A ella y a él les pregunto por qué creen tan incondicional y tan exclusivamente en ellos mismos y me dicen que es lo único de que verdaderamente disponen. Yo les insisto y trato de inculcarles la sospecha de si todo no obedece sino a la ingenuidad de querer tomar posesión de sí mismo y del mundo apenas llegados, con las solas armas de una candidez infinita. Sonrío —levemente sonrío— cuando me dicen que el arte es ya otra cosa, y que ya es otra cosa la Cultura, y otra la moral, y otra el hombre. Les arguyo cómo es improcedente creer en todas las cosas cuyo único mérito es el no haber empezado todavía, desechando en cambio todas aquellas cuyo único defecto es el de mantenerse aún en pie. Les digo que una fe no puede asentarse sin raíces, ni el mundo rueda por permisión de los cantantes de moda, ni es viable sustituir el hueco de un dogma religioso que se intenta extirpar, con el último «slogan» del Partido. Les recuerdo que no queda otro remedio sino creer en los astrólogos cuando ha dejado de creerse en la Providencia, y en el absurdo cuando se ha apagado con agua sucia de las letrinas el íntimo fuego —apelación última— del Misterio. Deseo hacerles visible la ridiculez y hasta la cursilería que late tras el cartón pintado de ciertas admiraciones inconcebibles...; quiero apercibirles contra los nuevos mitos..., contra el «terrorismo intelectual», ya denunciado de silenciar cuantos valores, figuras, verdades y obras se pretende desprestigiar endosándoles el sambenito de «convencionales», de «tradicionales», de «burguesas», de «noñas» o de «inauténticas». Por el sólo hecho de no conformarse con los patrones respectivos de improvisación, de ruptura, de intemperancia, de destape o de cinismo que caracteriza a ciertas aptitudes que, so pretexto de sinceras, ofrecen todos los síntomas de una descomposición y de un agusanamiento.

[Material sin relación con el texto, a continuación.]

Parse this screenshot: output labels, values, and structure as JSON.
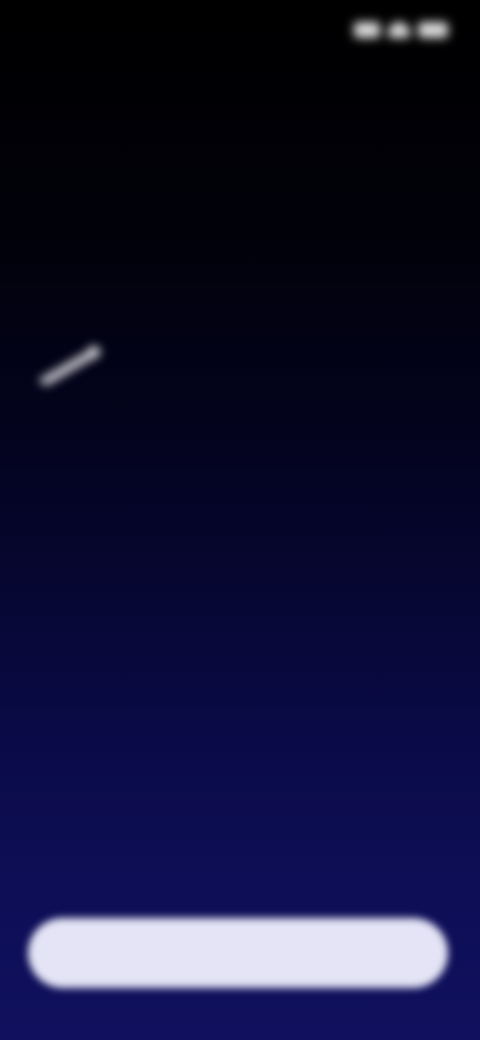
{
  "status_bar": {
    "time": "",
    "icons": [
      "signal-icon",
      "wifi-icon",
      "battery-icon"
    ]
  },
  "hero": {
    "icon": "sparkle-icon",
    "lines": [
      "",
      ""
    ]
  },
  "primary_button": {
    "label": ""
  },
  "colors": {
    "background_top": "#000000",
    "background_bottom": "#10105e",
    "button_fill": "#e4e4f6",
    "text": "#d6d6dc"
  }
}
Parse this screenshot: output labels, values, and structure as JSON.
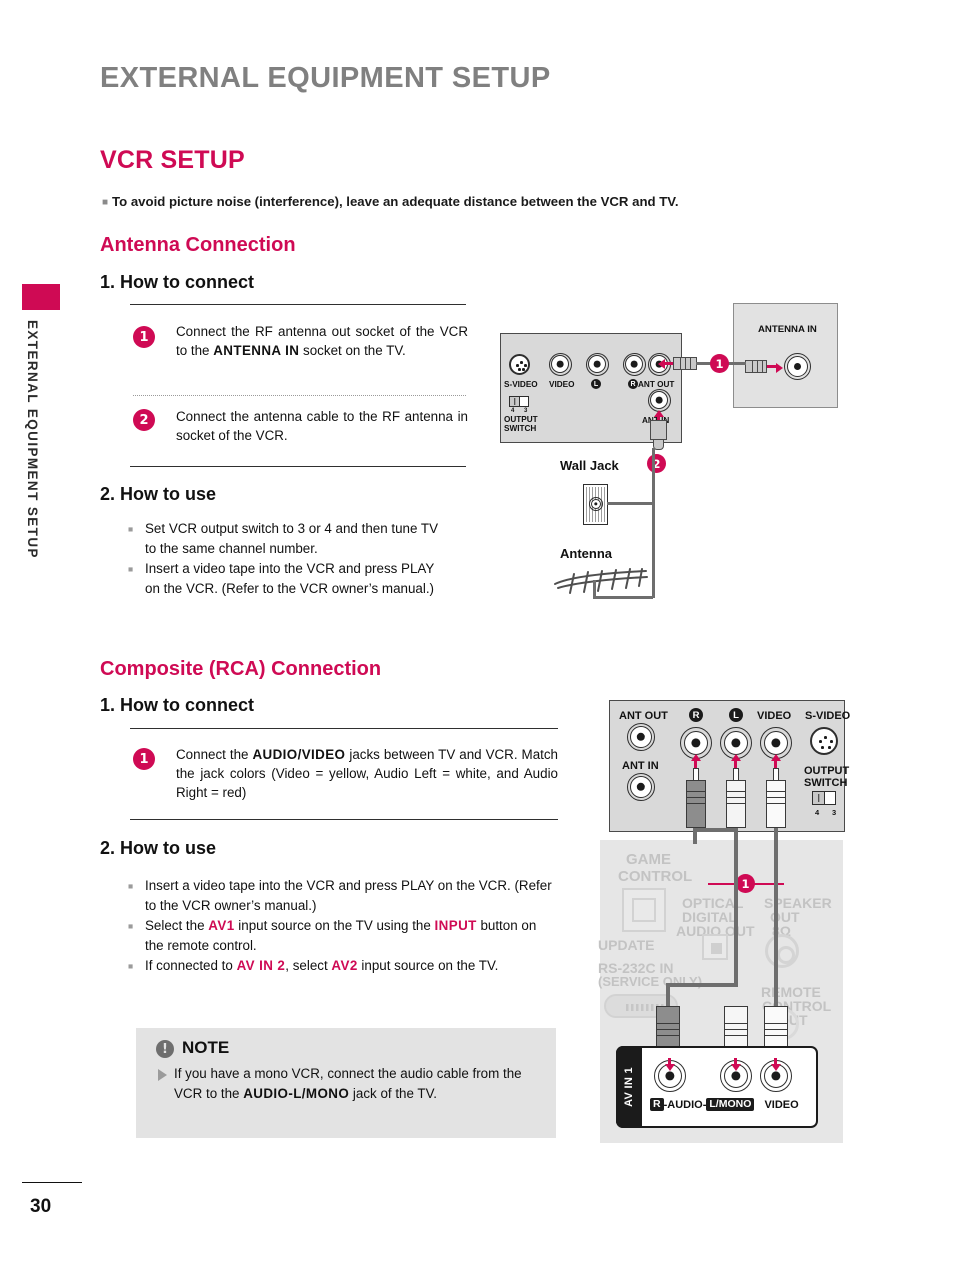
{
  "document": {
    "header_title": "EXTERNAL EQUIPMENT SETUP",
    "side_tab_label": "EXTERNAL EQUIPMENT SETUP",
    "page_number": "30"
  },
  "section": {
    "title": "VCR SETUP",
    "lede": "To avoid picture noise (interference), leave an adequate distance between the VCR and TV."
  },
  "antenna": {
    "heading": "Antenna Connection",
    "connect_heading": "1. How to connect",
    "steps": [
      {
        "number": "1",
        "text_1": "Connect the RF antenna out socket of the VCR to the ",
        "keyword": "ANTENNA IN",
        "text_2": " socket on the TV."
      },
      {
        "number": "2",
        "text_1": "Connect the antenna cable to the RF antenna in socket of the VCR."
      }
    ],
    "use_heading": "2. How to use",
    "use_bullets": [
      "Set VCR output switch to 3 or 4 and then tune TV to the same channel number.",
      "Insert a video tape into the VCR and press PLAY on the VCR. (Refer to the VCR owner’s manual.)"
    ],
    "diagram": {
      "vcr_panel_labels": {
        "s_video": "S-VIDEO",
        "video": "VIDEO",
        "audio_left": "L",
        "audio_right": "R",
        "ant_out": "ANT OUT",
        "ant_in": "ANT IN",
        "output_switch": "OUTPUT SWITCH",
        "switch_pos_4": "4",
        "switch_pos_3": "3"
      },
      "tv_box_label": "ANTENNA IN",
      "wall_jack_label": "Wall Jack",
      "antenna_label": "Antenna",
      "callout_1": "1",
      "callout_2": "2"
    }
  },
  "composite": {
    "heading": "Composite (RCA) Connection",
    "connect_heading": "1. How to connect",
    "step": {
      "number": "1",
      "text_1": "Connect the ",
      "keyword": "AUDIO/VIDEO",
      "text_2": " jacks between TV and VCR. Match the jack colors (Video = yellow, Audio Left = white, and Audio Right = red)"
    },
    "use_heading": "2. How to use",
    "use_bullets": [
      {
        "parts": [
          {
            "t": "Insert a video tape into the VCR and press PLAY on the VCR. (Refer to the VCR owner’s manual.)",
            "style": "normal"
          }
        ]
      },
      {
        "parts": [
          {
            "t": "Select the ",
            "style": "normal"
          },
          {
            "t": "AV1",
            "style": "pink"
          },
          {
            "t": " input source on the TV using the ",
            "style": "normal"
          },
          {
            "t": "INPUT",
            "style": "pink"
          },
          {
            "t": " button on the remote control.",
            "style": "normal"
          }
        ]
      },
      {
        "parts": [
          {
            "t": " If connected to ",
            "style": "normal"
          },
          {
            "t": "AV IN 2",
            "style": "pink"
          },
          {
            "t": ", select ",
            "style": "normal"
          },
          {
            "t": "AV2",
            "style": "pink"
          },
          {
            "t": " input source on the TV.",
            "style": "normal"
          }
        ]
      }
    ],
    "diagram": {
      "vcr_panel_labels": {
        "ant_out": "ANT OUT",
        "ant_in": "ANT IN",
        "audio_right": "R",
        "audio_left": "L",
        "video": "VIDEO",
        "s_video": "S-VIDEO",
        "output_switch_line1": "OUTPUT",
        "output_switch_line2": "SWITCH",
        "switch_pos_4": "4",
        "switch_pos_3": "3"
      },
      "tv_panel_labels": {
        "game_control_line1": "GAME",
        "game_control_line2": "CONTROL",
        "update": "UPDATE",
        "rs232_line1": "RS-232C IN",
        "rs232_line2": "(SERVICE ONLY)",
        "optical_line1": "OPTICAL",
        "optical_line2": "DIGITAL",
        "optical_line3": "AUDIO OUT",
        "speaker_line1": "SPEAKER",
        "speaker_line2": "OUT",
        "speaker_line3": "8Ω",
        "remote_line1": "REMOTE",
        "remote_line2": "CONTROL",
        "remote_line3": "OUT"
      },
      "avin_label": "AV IN 1",
      "avin_jack_r": "R",
      "avin_audio": "-AUDIO-",
      "avin_jack_l": "L/MONO",
      "avin_video": "VIDEO",
      "callout_1": "1"
    }
  },
  "note": {
    "title": "NOTE",
    "text_1": "If you have a mono VCR, connect the audio cable from the VCR to the ",
    "keyword": "AUDIO-L/MONO",
    "text_2": " jack of the TV."
  },
  "colors": {
    "accent_pink": "#cf0a54",
    "header_gray": "#808080",
    "panel_gray": "#d9d9d9",
    "cable_gray": "#6e6e6e",
    "note_bg": "#e3e3e3"
  }
}
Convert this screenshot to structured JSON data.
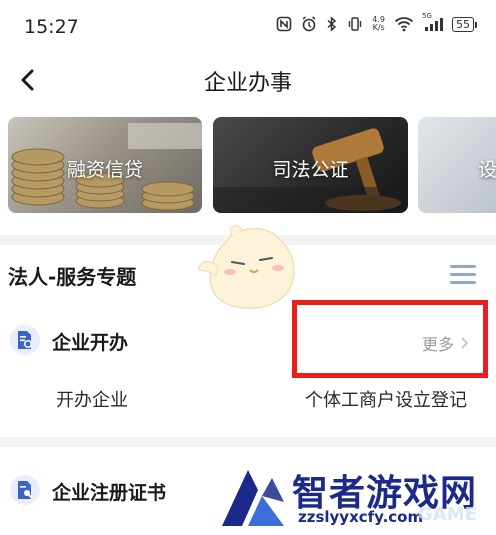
{
  "status_bar": {
    "time": "15:27",
    "net_speed_value": "4.9",
    "net_speed_unit": "K/s",
    "signal_label": "5G",
    "battery": "55"
  },
  "header": {
    "title": "企业办事",
    "back_icon": "chevron-left-icon"
  },
  "banners": [
    {
      "label": "融资信贷"
    },
    {
      "label": "司法公证"
    },
    {
      "label": "设"
    }
  ],
  "service_section": {
    "title": "法人-服务专题",
    "menu_icon": "list-menu-icon",
    "categories": [
      {
        "label": "企业开办",
        "more_label": "更多",
        "items": [
          "开办企业",
          "个体工商户设立登记"
        ]
      },
      {
        "label": "企业注册证书"
      }
    ]
  },
  "watermark": {
    "brand": "智者游戏网",
    "url": "zzslyyxcfy.com",
    "sub": "GAME"
  },
  "colors": {
    "highlight": "#e8201c",
    "accent_blue": "#3a64c8",
    "brand_navy": "#1b2a8a"
  }
}
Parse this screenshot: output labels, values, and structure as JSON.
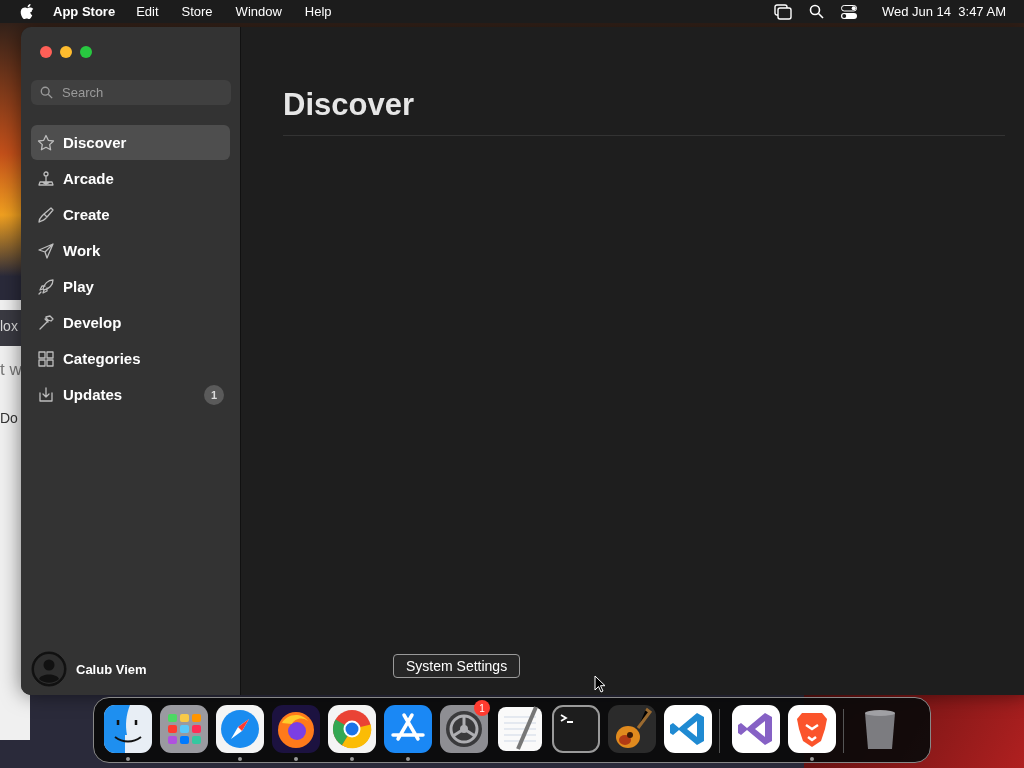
{
  "menu_bar": {
    "app_name": "App Store",
    "menus": [
      "Edit",
      "Store",
      "Window",
      "Help"
    ],
    "clock": "Wed Jun 14  3:47 AM"
  },
  "background_window": {
    "texts": [
      "lox",
      "t w",
      "Do"
    ]
  },
  "sidebar": {
    "search": {
      "placeholder": "Search"
    },
    "items": [
      {
        "label": "Discover",
        "kind": "star",
        "selected": true
      },
      {
        "label": "Arcade",
        "kind": "joystick",
        "selected": false
      },
      {
        "label": "Create",
        "kind": "brush",
        "selected": false
      },
      {
        "label": "Work",
        "kind": "plane",
        "selected": false
      },
      {
        "label": "Play",
        "kind": "rocket",
        "selected": false
      },
      {
        "label": "Develop",
        "kind": "hammer",
        "selected": false
      },
      {
        "label": "Categories",
        "kind": "grid",
        "selected": false
      },
      {
        "label": "Updates",
        "kind": "download",
        "selected": false,
        "badge": "1"
      }
    ],
    "account": {
      "name": "Calub Viem"
    }
  },
  "main": {
    "title": "Discover"
  },
  "tooltip": "System Settings",
  "dock": {
    "groups": [
      [
        {
          "kind": "finder",
          "running": true
        },
        {
          "kind": "launchpad",
          "running": false
        },
        {
          "kind": "safari",
          "running": true
        },
        {
          "kind": "firefox",
          "running": true
        },
        {
          "kind": "chrome",
          "running": true
        },
        {
          "kind": "appstore",
          "running": true
        },
        {
          "kind": "settings",
          "running": false,
          "badge": "1"
        },
        {
          "kind": "textedit",
          "running": false
        },
        {
          "kind": "terminal",
          "running": false
        },
        {
          "kind": "guitar",
          "running": false
        },
        {
          "kind": "vscode",
          "running": false
        }
      ],
      [
        {
          "kind": "visualstudio",
          "running": false
        },
        {
          "kind": "brave",
          "running": true
        }
      ],
      [
        {
          "kind": "trash",
          "running": false
        }
      ]
    ]
  }
}
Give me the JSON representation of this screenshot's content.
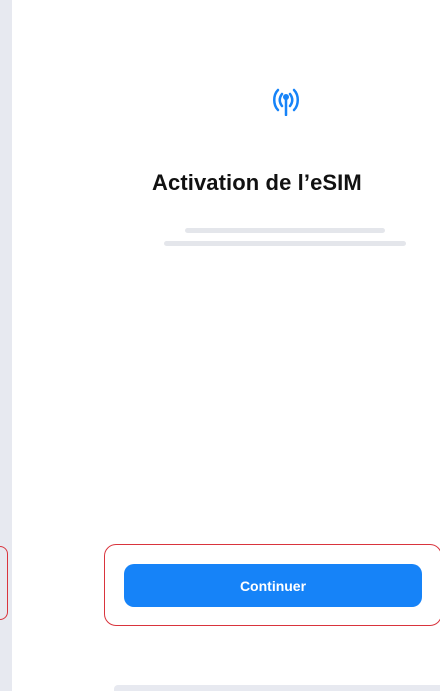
{
  "screen": {
    "title": "Activation de l’eSIM",
    "icon": "antenna-signal-icon",
    "continue_label": "Continuer"
  },
  "annotations": {
    "pointer": "arrow-right-icon",
    "highlight_color": "#d9343d"
  },
  "colors": {
    "accent": "#1683f8",
    "text": "#111111",
    "placeholder": "#e4e6eb",
    "frame": "#e7e9f0"
  }
}
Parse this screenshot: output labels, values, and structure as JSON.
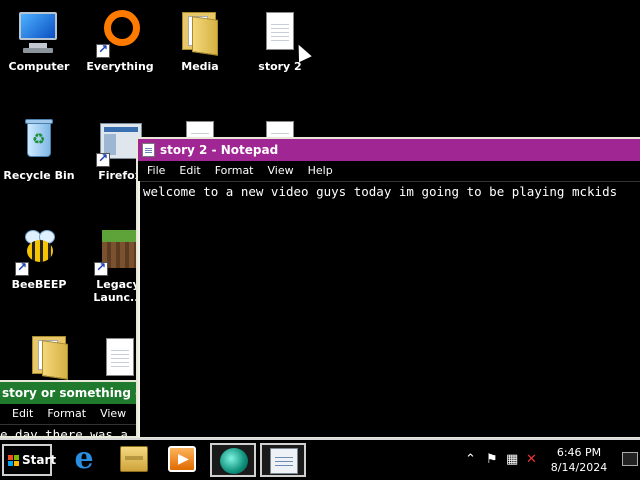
{
  "desktop_icons": [
    {
      "label": "Computer",
      "icon": "computer-icon"
    },
    {
      "label": "Everything",
      "icon": "everything-icon",
      "shortcut": true
    },
    {
      "label": "Media",
      "icon": "folder-icon"
    },
    {
      "label": "story 2",
      "icon": "text-document-icon"
    },
    {
      "label": "Recycle Bin",
      "icon": "recycle-bin-icon"
    },
    {
      "label": "Firefox",
      "icon": "firefox-icon",
      "shortcut": true
    },
    {
      "label": "BeeBEEP",
      "icon": "beebeep-icon",
      "shortcut": true
    },
    {
      "label": "Legacy Launc...",
      "icon": "minecraft-launcher-icon",
      "shortcut": true
    }
  ],
  "notepad_main": {
    "title": "story 2 - Notepad",
    "menu": [
      "File",
      "Edit",
      "Format",
      "View",
      "Help"
    ],
    "text": "welcome to a new video guys today im going to be playing mckids"
  },
  "notepad_back": {
    "title": "story or something - Not",
    "menu": [
      "Edit",
      "Format",
      "View",
      "He"
    ],
    "text": "e day there was a"
  },
  "taskbar": {
    "start_label": "Start",
    "buttons": [
      "internet-explorer-icon",
      "file-explorer-icon",
      "media-player-icon",
      "feather-app-icon",
      "notepad-icon"
    ],
    "tray_icons": [
      "chevron-up-icon",
      "flag-icon",
      "network-icon",
      "volume-muted-icon"
    ],
    "time": "6:46 PM",
    "date": "8/14/2024"
  },
  "colors": {
    "titlebar": "#a02693",
    "desktop": "#000000",
    "window_frame": "#f2f2e6"
  }
}
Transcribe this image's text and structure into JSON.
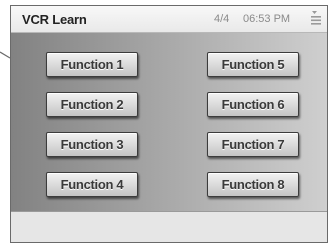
{
  "window": {
    "title": "VCR Learn",
    "page_indicator": "4/4",
    "time": "06:53 PM"
  },
  "icons": {
    "menu": "menu-icon",
    "side_arrow": "arrow-pointer-icon"
  },
  "functions": {
    "left": [
      "Function 1",
      "Function 2",
      "Function 3",
      "Function 4"
    ],
    "right": [
      "Function 5",
      "Function 6",
      "Function 7",
      "Function 8"
    ]
  }
}
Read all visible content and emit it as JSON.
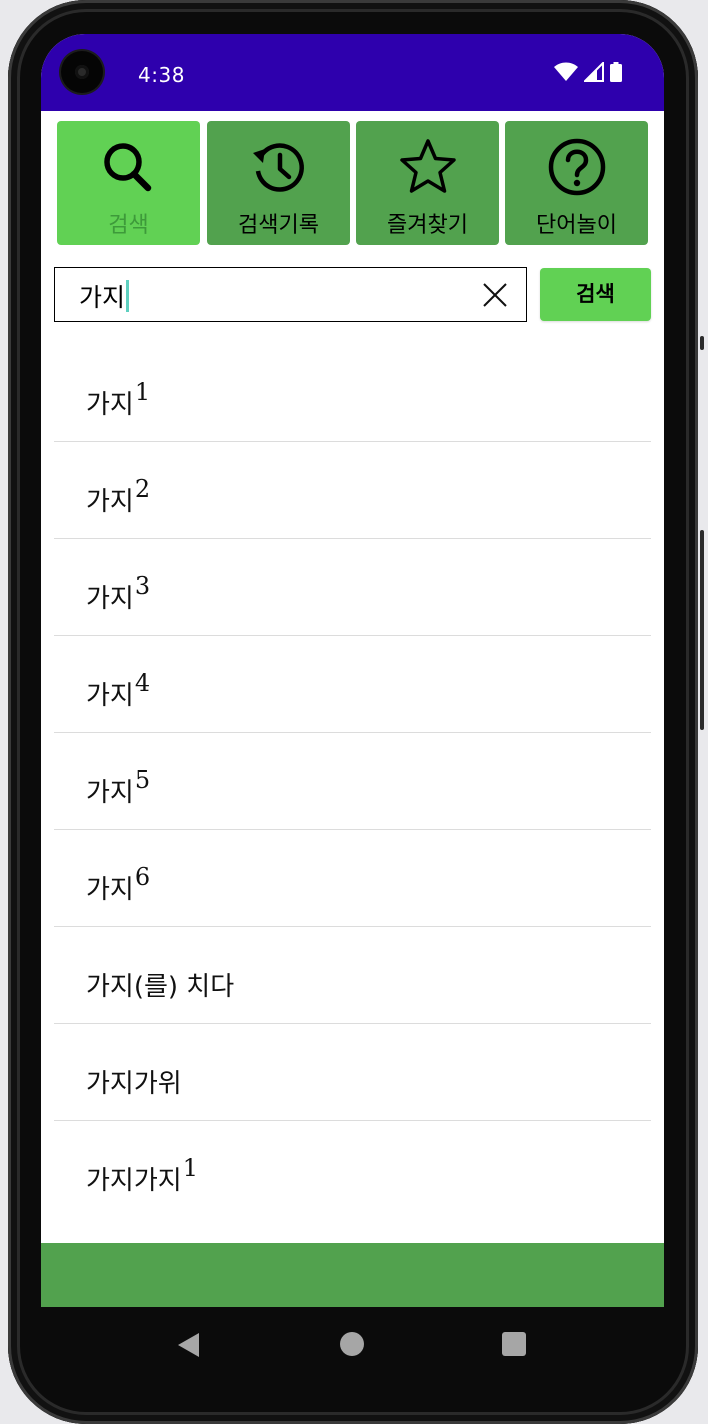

Ella y él, después de oírme se sorprenden un poco porque quizás creían que nadie está de verdad convencido de estas cosas «antiguas» —Dios y la moral cristiana, por ejemplo— que yo sostengo llevado de un impulso sincerísimo. Como ven en mi casi un entusiasmo por ellas, dejan por un momento su gesto escéptico. Y entonces yo les agradezco esta sinceridad y este respeto a que, al menos de momento, les han movido mis palabras.
Me supongo que, enseguida, van a reaccionar de su provisional seriedad y van ellos a su vez a intentar convencerme. Pero van a tener que usar de otros argumentos. Ya saben que uno es todo lo contrario que un crédulo. Ya sabe que uno es un creyente. La fe, ¿cómo va a parecerse en nada a un «trágala»?